Piaget believed that development occurs in exclusive and discrete stages that come sequentially in the life course of a person. These stages also occur at a specific time and equip the child with new capacities (Wadsworth). According to this theory, children are not only passive receivers of knowledge, but they continually investigate and experiment during all their stages of growth. This paper will discuss Piaget’s theory of cognitive development, and its all stages, focusing on the learning of language by the child through this process using suitable examples.

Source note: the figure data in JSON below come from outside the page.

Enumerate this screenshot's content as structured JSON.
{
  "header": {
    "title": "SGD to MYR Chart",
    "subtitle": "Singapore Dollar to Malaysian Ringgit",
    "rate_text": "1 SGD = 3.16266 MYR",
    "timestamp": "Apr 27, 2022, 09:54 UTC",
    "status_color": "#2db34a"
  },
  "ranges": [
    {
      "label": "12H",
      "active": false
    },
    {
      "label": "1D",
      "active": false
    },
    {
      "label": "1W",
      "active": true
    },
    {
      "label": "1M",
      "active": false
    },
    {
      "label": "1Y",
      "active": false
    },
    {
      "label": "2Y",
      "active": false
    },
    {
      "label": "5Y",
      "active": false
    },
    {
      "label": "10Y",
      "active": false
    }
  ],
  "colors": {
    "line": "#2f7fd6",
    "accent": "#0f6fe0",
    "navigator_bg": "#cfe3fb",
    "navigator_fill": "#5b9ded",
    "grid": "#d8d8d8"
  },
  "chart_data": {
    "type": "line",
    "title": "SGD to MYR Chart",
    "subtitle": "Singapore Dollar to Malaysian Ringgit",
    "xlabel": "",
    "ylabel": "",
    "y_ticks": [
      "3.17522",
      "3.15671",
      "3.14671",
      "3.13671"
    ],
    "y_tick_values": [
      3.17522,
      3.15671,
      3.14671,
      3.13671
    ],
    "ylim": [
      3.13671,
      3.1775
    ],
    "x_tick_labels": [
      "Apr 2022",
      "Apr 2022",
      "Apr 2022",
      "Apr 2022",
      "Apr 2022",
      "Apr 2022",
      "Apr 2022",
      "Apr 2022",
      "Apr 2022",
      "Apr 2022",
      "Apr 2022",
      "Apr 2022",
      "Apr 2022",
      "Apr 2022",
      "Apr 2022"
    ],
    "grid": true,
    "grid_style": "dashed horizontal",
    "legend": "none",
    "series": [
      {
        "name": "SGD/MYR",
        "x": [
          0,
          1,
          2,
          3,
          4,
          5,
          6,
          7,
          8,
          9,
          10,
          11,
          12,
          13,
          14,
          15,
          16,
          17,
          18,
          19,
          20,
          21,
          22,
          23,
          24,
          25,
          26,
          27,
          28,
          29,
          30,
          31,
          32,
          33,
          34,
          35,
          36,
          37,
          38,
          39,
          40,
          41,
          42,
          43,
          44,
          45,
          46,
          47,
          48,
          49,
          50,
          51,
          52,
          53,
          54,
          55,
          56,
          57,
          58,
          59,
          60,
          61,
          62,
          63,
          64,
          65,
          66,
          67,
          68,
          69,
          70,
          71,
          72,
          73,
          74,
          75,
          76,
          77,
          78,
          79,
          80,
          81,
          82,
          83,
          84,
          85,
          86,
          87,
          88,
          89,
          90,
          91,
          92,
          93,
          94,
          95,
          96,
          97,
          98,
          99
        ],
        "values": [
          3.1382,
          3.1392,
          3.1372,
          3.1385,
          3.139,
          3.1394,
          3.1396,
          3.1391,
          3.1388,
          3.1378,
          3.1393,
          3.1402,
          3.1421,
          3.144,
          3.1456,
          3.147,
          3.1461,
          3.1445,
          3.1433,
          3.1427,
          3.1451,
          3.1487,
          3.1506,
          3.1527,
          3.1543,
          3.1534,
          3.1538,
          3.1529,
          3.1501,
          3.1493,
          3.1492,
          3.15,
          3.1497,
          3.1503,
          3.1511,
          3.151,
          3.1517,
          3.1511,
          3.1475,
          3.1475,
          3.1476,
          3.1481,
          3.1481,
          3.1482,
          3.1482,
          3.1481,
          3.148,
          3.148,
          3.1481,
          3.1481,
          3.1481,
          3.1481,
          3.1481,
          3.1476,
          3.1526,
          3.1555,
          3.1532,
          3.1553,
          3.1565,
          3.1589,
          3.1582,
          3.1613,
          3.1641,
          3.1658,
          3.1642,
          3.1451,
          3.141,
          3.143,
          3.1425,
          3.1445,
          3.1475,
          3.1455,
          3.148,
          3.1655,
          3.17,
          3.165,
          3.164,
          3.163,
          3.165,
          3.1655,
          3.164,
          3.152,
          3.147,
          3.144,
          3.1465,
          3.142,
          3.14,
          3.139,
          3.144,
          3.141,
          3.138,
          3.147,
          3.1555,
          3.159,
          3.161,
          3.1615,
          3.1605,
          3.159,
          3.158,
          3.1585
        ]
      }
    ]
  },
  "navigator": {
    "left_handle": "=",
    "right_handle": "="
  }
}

The first developmental stage known as the sensorimotor stage starts with childbirth and remains till the procurement of language. During this stage, an infant shows his intelligence through motor activity having no use of symbols (Wadsworth). For example, he may kick his legs. The child starts physical interactions at this stage and through this develops new intellectual aptitudes. At the end of this stage, the child has started thinking symbolically and has started words and pictures to characterize objects. In the next stage known as the pre-operational stage, the child shows his intelligence by using different symbols and his language gets matures. He now understands the notion of conservation as he is now able to use inductive logic. For example, the child starts speaking the amount of liquid in a short form.
Then at the concrete operational stage, a child shows intelligence by the logical use of symbols connected to concrete objects (Wadsworth). He is now a school-going, child. At this stage, he formally learns the language. In the fourth stage, known as the formal operational stage, a child makes logical use of symbols connected through abstract concepts. He has started using deductive logic. For example, a child can now ask his parent to take him hovering in the air as birds do.
Wadsworth, Barry J. Piaget’s theory of cognitive and affective development: Foundations of constructivism. Longman Publishing, 1996.